Indubbiamente l’emanazione di ordinanze regionali talvolta non coerenti con i Dpcm adottati può aver creato incertezza. Per questo, con l’ultimo decreto legge, abbiamo chiarito che le ordinanze possono essere emanate dai governatori solo in caso di sopravvenute situazioni di aggravamento del rischio sanitario e, comunque, perdono efficacia al momento dell’adozione del successivo Dpcm. Ritengo che sia una soluzione equilibrata rispetto al quadro costituzionale vigente, dal momento che preserva le prerogative riconosciute alle Regioni nelle materie di competenza e, dall’altra, assicura quanto più possibile coerenza normativa, tanto più necessaria trattandosi di misure che incidono sulla vita quotidiana di cittadini, lavoratori e imprese.

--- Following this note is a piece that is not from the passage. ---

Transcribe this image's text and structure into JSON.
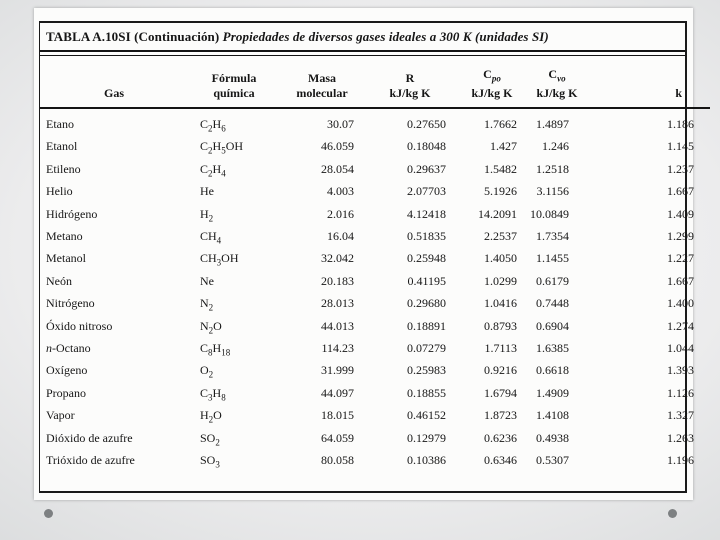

Ma sarà necessaria, a fine emergenza, una riforma dell’assetto istituzionale del Paese, con particolare riferimento al Titolo V e alle competenze delle Regioni?
Al termine di questa emergenza, sarà opportuno aprire un’ampia e coinvolgente discussione sul tema. D’altra parte, in questi venti anni che ci separano dalla riforma del Titolo V, in più occasioni – anche a seguito della copiosa giurisprudenza costituzionale scaturita dal conflitto tra Stato e Regioni – sono state avanzate proposte per modificare il riparto delle competenze o per introdurre istituti che lo Stato possa attivare, senza dover ricorrere all’esercizio del potere sostitutivo. Trattandosi di materia costituzionale, affido queste riflessioni alla sensibilità delle forze politiche di maggioranza e di opposizione.
La Cina ci ha fornito medici e materiali, la Russia ha inviato una pattuglia di camici bianchi militari esperti in guerra batteriologica. E c’è chi teme uno spostamento dell’asse delle relazioni internazionali dell’Italia…
Ho già chiarito che è assolutamente fuori luogo immaginare che la nostra collocazione geopolitica possa dipendere dalla provenienza e dalla quantità di forniture mediche che ci stanno pervenendo in questi giorni. Apprezziamo molto il sostegno che stiamo ricevendo in un momento di bisogno. È un sostegno morale e materiale che ci arriva da tutto il mondo. Ma questo non cambia la nostra tradizionale collocazione euroatlantica. Non vediamo l’ora peraltro di potere uscire da questa emergenza per potere, a nostra volta, aiutare i tanti Paesi che ci hanno mostrato solidarietà.